Dua politisi ‘outspoken’ di PDIP, Masinton Pasaribu dan Arteria Dahlan, menyerang Perppu Corona. Mereka mengutuk keras Perppu itu. Kata Masinton, Perppu ini bulat untuk kepentingan oligarki –sekelompok kecil orang yang berkuasa. Arteria mengatakan, Perppiu itu menunjukkan ada ‘penguasa baru di atas presiden’. Ada semacam ‘presiden di atas presiden’.
Pak Luhut dan Jokowi tak menghiraukan teriakan keras PDIP itu. Tentu saja LBP punya kalkulasi politik yang cermat. Beliau tidak sembarangan.
Pak Luhut tahu persis bagaimana cara mendiamkan PDIP. Dia sudah siapkan langkah-langkah yang terukur untuk membuat Bu Mega dan PDIP tak berkutik.
Jokowi juga ada pada posisi ‘nothing to lose’ –posisi tanpa beban. Dia tak perlu lagi memikirkan dukungan PDIP. Toh, Jokowi tidak bisa mencalonkan diri lagi menjadi presiden pada 2024. Seandainya pun Banteng keluar dari koalisi Indonesia Kerja, tidak masalah bagi pemerintahan Jokowi. Koalisi Jokowi-Luhut tidak akan goyang. Jokowi tak perlu mengkhawatirkan dukungan politik di parlemen selama 4 tahun ke depan.

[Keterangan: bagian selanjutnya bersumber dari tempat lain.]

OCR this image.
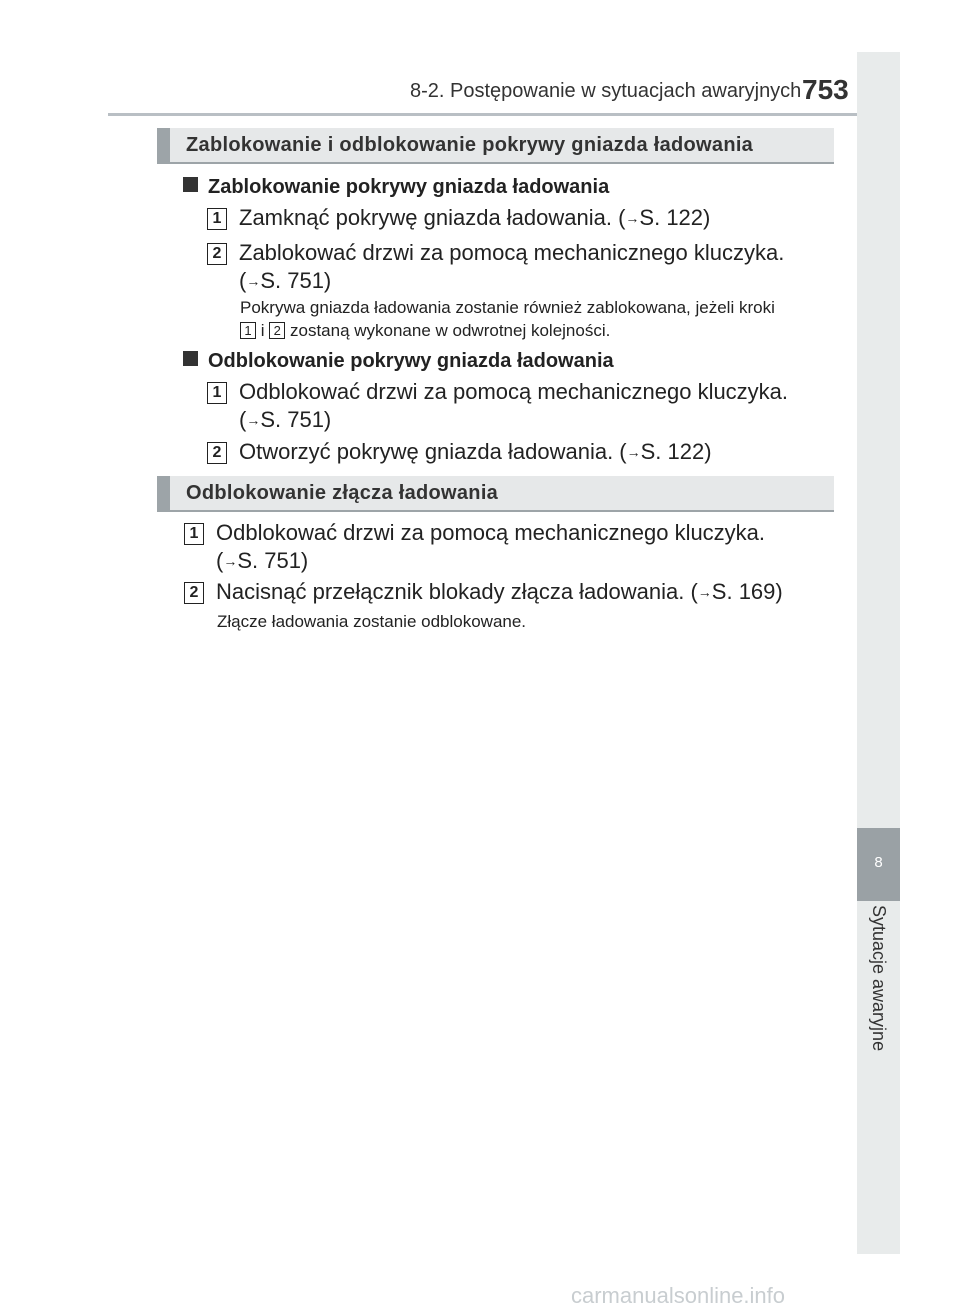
8-2. Postępowanie w sytuacjach awaryjnych 753
8
Sytuacje awaryjne
Zablokowanie i odblokowanie pokrywy gniazda ładowania
Zablokowanie pokrywy gniazda ładowania
1 Zamknąć pokrywę gniazda ładowania. (→S. 122)
2 Zablokować drzwi za pomocą mechanicznego kluczyka.
(→S. 751)
Pokrywa gniazda ładowania zostanie również zablokowana, jeżeli kroki
1 i 2 zostaną wykonane w odwrotnej kolejności.
Odblokowanie pokrywy gniazda ładowania
1 Odblokować drzwi za pomocą mechanicznego kluczyka.
(→S. 751)
2 Otworzyć pokrywę gniazda ładowania. (→S. 122)
Odblokowanie złącza ładowania
1 Odblokować drzwi za pomocą mechanicznego kluczyka.
(→S. 751)
2 Nacisnąć przełącznik blokady złącza ładowania. (→S. 169)
Złącze ładowania zostanie odblokowane.
carmanualsonline.info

PDIP tak mungkin melakukan manuver untuk menggoyang Jokowi sebelum selesai periode kedua. Bu Mega tak akan berani. Besar risikonya.
Pertama, manuver untuk menggoyang Jokowi belum tentu didukung oleh kekuatan-kekuatan politik lain. Bisa-bisa PDIP akan dipermalukan. Sendirian menggoyang Jokowi. Dan itu ‘mustahil’ bisa tembus. Tidak ada jaminan partai-partai lain mau ikut. Sebab, sejarah mencatat hampir semua parpol hanya memikirkan diri dan misinya sendiri.
Kedua, kalau PDIP dan Bu Mega nekat menggoyang Jokowi, mereka akan dianggap merongrong demokrasi. PDIP akan dilihat sebagai musuh demokrasi. Bisa menjadi catatan buruk.
Ketiga, kalau PDIP dan Bu Mega mencoba melengserkan Jokowi, mereka akan dikutuk sebagai partai yang membahayakan kehidupan berbangsa dan bernegara. Ini tak mungkin dilakukan PDIP. Mereka adalah partai besar yang harus memberikan keteladanan berpolitik.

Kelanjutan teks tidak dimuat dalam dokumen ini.